Our shared obsession is so strong that whilst having a competition to see who could drink a jagerbomb the fastest, racing puns and comments didn't take long to rise to the surface. Lauren took the first round and victory was declared to Ladyford Lad (the horse she rode to victory at Appleby in 2013 in the first saddle race for a number of years, and subsequently a number of other saddle races in Scotland). By the time the second round came along I'd noticed she was removing the shot glass before necking the drink, which is the equivalent of her being a gate horse and the rest of us going off 20 yards, however I still beat her. Carol, her mother, was disqualified for not finishing in one go. Round three saw Lisa drink some of the energy drink before Lauren returned to the table in order to try to beat her, which resulted in another DQ. Karen won round three, although I lodged a stewards enquiry as Nicola (designated driver for the night) was accused of driving the start car too slowly and giving Karen an unfair advantage drawn wide on the gate (by this point it wasn't making much sense). Carol fell (failed to finish her drink in one go a second time) and as her shoulder touched the ground she wasn't allowed in the re-run. If anybody on the neighbouring tables had overheard any of this, they'd have worried for our mental health. At some point later in the night when Lisa misread a 'pull' sign on a door for a 'push' sign, I felt the need to shout 'pull them up drivers, pull them up'. Simple things, and all that...

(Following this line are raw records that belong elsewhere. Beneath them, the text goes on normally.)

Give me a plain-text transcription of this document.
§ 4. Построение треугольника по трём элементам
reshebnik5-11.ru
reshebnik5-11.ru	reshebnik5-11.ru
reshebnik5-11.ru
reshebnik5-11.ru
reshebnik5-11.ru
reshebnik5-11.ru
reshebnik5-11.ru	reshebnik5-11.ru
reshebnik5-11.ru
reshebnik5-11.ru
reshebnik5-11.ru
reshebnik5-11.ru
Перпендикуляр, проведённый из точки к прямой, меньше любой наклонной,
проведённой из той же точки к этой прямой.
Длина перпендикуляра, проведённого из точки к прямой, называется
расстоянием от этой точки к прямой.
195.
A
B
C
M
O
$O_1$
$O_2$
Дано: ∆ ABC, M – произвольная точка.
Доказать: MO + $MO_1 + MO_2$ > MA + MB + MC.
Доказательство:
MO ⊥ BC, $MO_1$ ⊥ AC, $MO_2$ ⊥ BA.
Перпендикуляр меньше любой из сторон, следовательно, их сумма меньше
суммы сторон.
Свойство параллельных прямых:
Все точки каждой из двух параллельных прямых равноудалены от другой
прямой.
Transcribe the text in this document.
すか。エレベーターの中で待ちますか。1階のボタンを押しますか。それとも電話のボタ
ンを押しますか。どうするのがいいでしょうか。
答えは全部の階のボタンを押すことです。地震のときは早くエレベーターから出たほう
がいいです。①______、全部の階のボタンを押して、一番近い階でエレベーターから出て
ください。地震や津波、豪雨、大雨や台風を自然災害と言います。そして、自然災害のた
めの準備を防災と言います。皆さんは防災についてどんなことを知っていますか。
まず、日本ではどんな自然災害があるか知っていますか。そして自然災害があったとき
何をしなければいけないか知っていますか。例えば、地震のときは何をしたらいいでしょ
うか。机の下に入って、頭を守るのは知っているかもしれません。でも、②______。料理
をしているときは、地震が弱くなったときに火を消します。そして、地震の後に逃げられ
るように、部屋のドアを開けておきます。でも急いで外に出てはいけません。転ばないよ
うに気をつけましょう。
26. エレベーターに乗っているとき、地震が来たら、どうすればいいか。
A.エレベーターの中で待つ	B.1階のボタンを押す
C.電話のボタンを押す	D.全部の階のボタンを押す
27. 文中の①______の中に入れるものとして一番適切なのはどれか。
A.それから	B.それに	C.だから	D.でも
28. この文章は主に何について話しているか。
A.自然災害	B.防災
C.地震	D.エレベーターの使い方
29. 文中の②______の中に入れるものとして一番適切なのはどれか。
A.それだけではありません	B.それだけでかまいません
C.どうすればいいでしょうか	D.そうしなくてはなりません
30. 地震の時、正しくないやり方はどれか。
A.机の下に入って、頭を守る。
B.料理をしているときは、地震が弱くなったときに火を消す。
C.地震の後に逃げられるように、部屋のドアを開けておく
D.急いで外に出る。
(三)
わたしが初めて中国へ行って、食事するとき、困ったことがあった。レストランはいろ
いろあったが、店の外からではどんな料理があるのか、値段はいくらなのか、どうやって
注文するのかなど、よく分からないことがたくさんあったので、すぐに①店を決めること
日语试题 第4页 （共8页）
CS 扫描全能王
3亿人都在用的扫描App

All of this resulted in a lot of laughing, and one of the best nights out I think I've ever had. There were very few people in the pub that night, but it didn't matter. I barely registered anything going on outside of our circle. Come the start of the new season we'll be rivals on the racetrack again, but even that doesn't stop us piling in to each other's winner's photos. Rivals we may be, but we all enjoy sharing the joy of victory with our friends. To help pass the time until the season starts in Scotland on May 14th at Haugh Field, we've decided to make our nights out a monthly thing. Roll on 31st January for round two of our 2015 'season' ;)
Next time you hear from me will be after my return from a weekend trip to Wales this coming weekend, where I'll be staying at the newly-appointed BHRC Chairman's farm, Wellfield Stud. Roy Sheedy is an old friend, although it's his groom and my actual friend Rachel that I'm going to stay with, along with my new friend from up here, Annette. Harness racing has no concept of distance.